What are you worth?
Click to listen to the audio version of this Daily Paradox.
The labourer may be worthy of his hire but that doesn’t tell us how worthy. Capitalism says that he is worth what he can get. That is true in an open market but how many markets are truly open? Businesses, governments, civil services, official bodies, oligopolies – none of these are ‘open’, few have genuine competition.
Do employers value us reasonably? Inevitably it is a matter of trial and error. When an employer makes an error over the worth of an employee, the employee pays, usually with his job. It is not an ideal system and it gives rise to Trades Unions attempting to redress the rather one-sided nature of the transaction.
How do we value another man’s time? The law of supply and demand is the most powerful driver.
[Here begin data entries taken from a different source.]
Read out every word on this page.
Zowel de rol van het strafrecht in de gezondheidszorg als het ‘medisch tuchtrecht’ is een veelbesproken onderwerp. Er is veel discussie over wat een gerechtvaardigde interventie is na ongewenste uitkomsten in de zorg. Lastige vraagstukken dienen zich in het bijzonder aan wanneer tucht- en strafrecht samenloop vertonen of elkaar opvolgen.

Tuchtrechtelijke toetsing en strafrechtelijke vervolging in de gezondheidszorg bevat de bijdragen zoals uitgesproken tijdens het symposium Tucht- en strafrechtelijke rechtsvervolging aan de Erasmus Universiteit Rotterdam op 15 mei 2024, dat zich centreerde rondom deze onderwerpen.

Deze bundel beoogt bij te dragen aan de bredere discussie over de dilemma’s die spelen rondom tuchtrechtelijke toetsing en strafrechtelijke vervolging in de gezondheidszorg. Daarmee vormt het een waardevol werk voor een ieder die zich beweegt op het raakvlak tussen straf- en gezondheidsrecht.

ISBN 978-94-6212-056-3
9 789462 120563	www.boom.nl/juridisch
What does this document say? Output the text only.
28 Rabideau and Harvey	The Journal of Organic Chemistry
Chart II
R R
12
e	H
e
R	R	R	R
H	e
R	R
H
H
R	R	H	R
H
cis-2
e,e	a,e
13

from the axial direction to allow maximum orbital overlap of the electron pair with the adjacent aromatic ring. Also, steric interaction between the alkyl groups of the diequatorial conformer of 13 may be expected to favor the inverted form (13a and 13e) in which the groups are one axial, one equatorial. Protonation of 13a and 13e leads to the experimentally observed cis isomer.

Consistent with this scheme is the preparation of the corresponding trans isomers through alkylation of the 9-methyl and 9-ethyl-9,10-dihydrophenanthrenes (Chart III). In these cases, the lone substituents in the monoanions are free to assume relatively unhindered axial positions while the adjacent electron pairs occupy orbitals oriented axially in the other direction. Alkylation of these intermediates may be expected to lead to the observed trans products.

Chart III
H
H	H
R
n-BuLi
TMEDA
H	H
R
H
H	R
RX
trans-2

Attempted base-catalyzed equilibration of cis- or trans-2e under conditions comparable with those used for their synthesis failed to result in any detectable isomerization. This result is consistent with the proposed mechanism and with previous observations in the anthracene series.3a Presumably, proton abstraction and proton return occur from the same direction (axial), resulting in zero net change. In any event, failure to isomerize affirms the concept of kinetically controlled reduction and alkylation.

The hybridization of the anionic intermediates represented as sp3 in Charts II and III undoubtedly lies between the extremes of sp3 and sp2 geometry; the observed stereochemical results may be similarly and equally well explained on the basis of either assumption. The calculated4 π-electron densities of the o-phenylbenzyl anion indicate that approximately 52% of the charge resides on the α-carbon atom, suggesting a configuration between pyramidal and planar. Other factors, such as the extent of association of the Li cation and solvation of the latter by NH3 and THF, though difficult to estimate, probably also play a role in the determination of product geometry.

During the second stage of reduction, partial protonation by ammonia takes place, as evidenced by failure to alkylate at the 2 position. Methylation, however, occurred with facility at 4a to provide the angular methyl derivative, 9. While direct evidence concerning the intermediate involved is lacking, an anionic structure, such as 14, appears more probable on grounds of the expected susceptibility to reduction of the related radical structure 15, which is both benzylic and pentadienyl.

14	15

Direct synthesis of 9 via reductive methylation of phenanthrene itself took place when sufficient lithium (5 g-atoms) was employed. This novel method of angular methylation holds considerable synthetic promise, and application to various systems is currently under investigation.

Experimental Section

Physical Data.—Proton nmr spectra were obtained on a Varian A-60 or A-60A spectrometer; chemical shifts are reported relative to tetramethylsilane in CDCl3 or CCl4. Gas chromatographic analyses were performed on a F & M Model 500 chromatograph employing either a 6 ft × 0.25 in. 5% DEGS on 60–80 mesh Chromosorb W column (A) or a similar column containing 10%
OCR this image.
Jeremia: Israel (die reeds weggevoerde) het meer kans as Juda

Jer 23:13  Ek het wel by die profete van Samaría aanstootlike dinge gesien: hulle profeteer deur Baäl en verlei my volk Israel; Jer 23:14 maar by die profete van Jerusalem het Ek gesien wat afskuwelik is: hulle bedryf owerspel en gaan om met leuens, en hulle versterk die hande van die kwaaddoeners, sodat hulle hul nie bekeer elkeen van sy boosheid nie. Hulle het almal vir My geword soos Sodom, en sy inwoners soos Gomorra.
If there are not enough plumbers to service everyone’s needs their price goes up. If there are too many retailers, their takings go down.
The basis on which we employ people is more complicated than simple supply and demand. To employ sensibly we must forecast the potential value of an employee to an organisation. We do this rather crudely by looking at his qualifications and experience.
Degrees are useful as evidence of an ability to discipline ourselves well enough to reach certain standards of analysis and reasoning. They work when the basis on which exams are marked is relevant to the subsequent needs of employers. The people to answer whether this is happening are the employers, not the universities. Currently employers seem to have too little to say about this.
Experience is greatly overrated for all managerial jobs. It is certainly valuable if you are dealing with mechanical work. Management is a disaster when it is regarded as mechanical.
I have often found experience to be a limiting factor in a man’s management ability. Unless he can extrapolate from the industry he knows he will be doomed to stay in it forever. But good managers should move around, applying what they have learnt to new situations. One of the most effective things I used to do when building a business was to teach salesmen accountancy and the accountants, selling. Unconventional but very effective.
We live in the real world. Employers are the people who decide what you will be paid and if they sometimes lack vision we have to cope with it. However, the answer to the question ‘What are you worth?’ is ‘Probably quite a lot more than you are paid’. Can you get your true value? That depends on how you present and negotiate it.
Seeing the submissions of hundreds of employees I am not surprised that they are going to be poorly paid. The presentation of them is often destructive and self- denigrating. If the jeweler wants a high price he shines a powerful light on the diamond.
Our worth is partly determined by the light we shine on ourselves.